Employed people have less scope for tax savings as compared to self employed people.


If you are currently employed, the income and benefits from and related to your employment are taxed and you cannot claim any deductions against employment income except that are specifically allowed by the system.


Here are some taxes planning techniques which can lead to save taxes:


• Arrange to get non taxable benefits: There are some employment benefits which are not taxable like contributions to a registered pension plan, contributions to a group sickness or accident insurance plan, contributions to a private health services plan, all or portion of the cost of free or subsidized school services for your children.

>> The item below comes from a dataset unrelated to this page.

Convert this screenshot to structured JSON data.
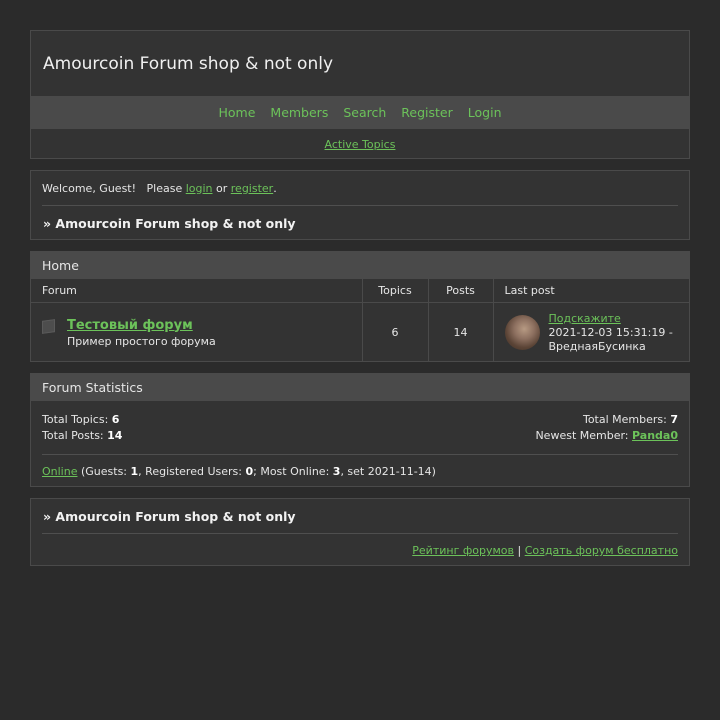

• Ask to have your source withholdings reduced wherever possible: In any situation where you expect to receive a refund after filing your return, you should review the form which you file with your employer and seek to have source with holdings reduced. If you get a refund, that means the CRA has been holding your money and not paying you interest on it for many months. It is better you can send a cheque to the CRA at filing time so that you can use that funds in the meantime.


• Pay interest owing on loan from employer by January 30 of the following year:


If you receive a low interest -free loan from your employer, you are considered to have received a benefit from employment. The benefit is set at the CRA's current prescribed rate of interest minus any interest you actually pay during the year or within 30 days after the end of the year. This will provide you with a cash flow advantage.


• Consider employee's profit sharing plans for cash flow purposes: there is no source withholding on the amounts paid by the plan to you. Careful timing of the employers' contributions and the plan's disbursements can give you better cash flow than would a straight bonus payment.


• Transfer retiring allowances to an RRSP: If you transfer the entire retiring allowance into an RRSP, the legal fees will never become deductible. When you take payments out of the RRSP, they are no longer considered a retiring allowance.


• Claim the employment tax credit to help cover your work related expenses: Employees can claim a 15% tax credit to help cover their work related expenses.


• Employed trades people can claim the deduction for the cost of new tools: If you are an employed trade person and you must use your own tools on the job, you can deduct the portion of the cost of new tools.


• You can claim rebate for GST/HST paid on expenses deductible from your employment income.